With all these planets, why haven't we found any exomoons?

The article explains here, "New research suggests that one reason we haven't confirmed the detection of an exomoon is that our detection methods favor larger planets closer to their stars, which are far less likely to host moons in stable orbits."

My observation. A simple answer here that seems very correct. At the exoplanet sites, for those with orbital periods <=370 days, there are some 3900 or more shown with short periods, and many with large masses.

This exoplanet site shows 3930 planets with short periods <=370 days, The Extrasolar Planets Encyclopaedia (exoplanet.eu) The average period is 29.46 days.

This site shows 3811 planets with average period 28.49 days, NASA Exoplanet Archive (caltech.edu)

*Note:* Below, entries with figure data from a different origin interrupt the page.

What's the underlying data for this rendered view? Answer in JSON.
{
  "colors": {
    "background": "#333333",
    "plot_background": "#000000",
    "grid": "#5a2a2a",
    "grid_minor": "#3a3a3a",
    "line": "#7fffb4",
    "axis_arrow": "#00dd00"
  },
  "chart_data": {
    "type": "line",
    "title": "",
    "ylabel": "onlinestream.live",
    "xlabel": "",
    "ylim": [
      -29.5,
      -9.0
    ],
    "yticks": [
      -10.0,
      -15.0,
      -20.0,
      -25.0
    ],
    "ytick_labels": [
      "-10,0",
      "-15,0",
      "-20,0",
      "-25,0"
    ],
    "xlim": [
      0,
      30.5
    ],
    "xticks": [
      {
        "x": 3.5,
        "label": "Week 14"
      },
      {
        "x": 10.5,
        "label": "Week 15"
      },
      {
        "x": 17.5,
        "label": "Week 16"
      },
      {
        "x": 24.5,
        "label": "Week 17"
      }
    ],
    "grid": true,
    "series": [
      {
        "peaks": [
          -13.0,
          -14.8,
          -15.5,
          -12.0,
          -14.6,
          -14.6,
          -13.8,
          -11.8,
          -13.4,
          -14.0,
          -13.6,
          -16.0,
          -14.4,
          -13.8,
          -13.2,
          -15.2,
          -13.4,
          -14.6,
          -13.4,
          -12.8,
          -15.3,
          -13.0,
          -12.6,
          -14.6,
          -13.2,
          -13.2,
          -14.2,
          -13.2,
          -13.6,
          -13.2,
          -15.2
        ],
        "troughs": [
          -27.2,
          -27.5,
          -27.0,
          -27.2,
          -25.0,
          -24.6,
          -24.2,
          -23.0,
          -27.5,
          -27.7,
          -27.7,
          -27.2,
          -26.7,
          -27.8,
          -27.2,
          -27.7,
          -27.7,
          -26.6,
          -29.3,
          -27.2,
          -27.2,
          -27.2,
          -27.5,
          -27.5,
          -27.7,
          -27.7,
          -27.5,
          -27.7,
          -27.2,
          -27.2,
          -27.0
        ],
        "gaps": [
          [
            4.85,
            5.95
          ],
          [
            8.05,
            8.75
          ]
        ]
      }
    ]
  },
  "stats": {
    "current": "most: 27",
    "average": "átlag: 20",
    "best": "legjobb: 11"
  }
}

I can routinely observe the Galilean moons at Jupiter using my telescopes (90-mm refractor and 10-inch Newtonian) but seeing exomoons like that, is a work in progress :)
It’s hard enough to detect a planet orbiting another star, with the bright star and dim planet and so close together. Some are detected by the change in magnitude during occultation, some by the gravitational wobble of the star. It would be way more difficult to detect an even lower grade wobble of a planet we can’t see, and if a planet occults the star, we get the combination magnitude of the planet and the moon together. Just remember, we didn’t know Pluto had moons until 1998.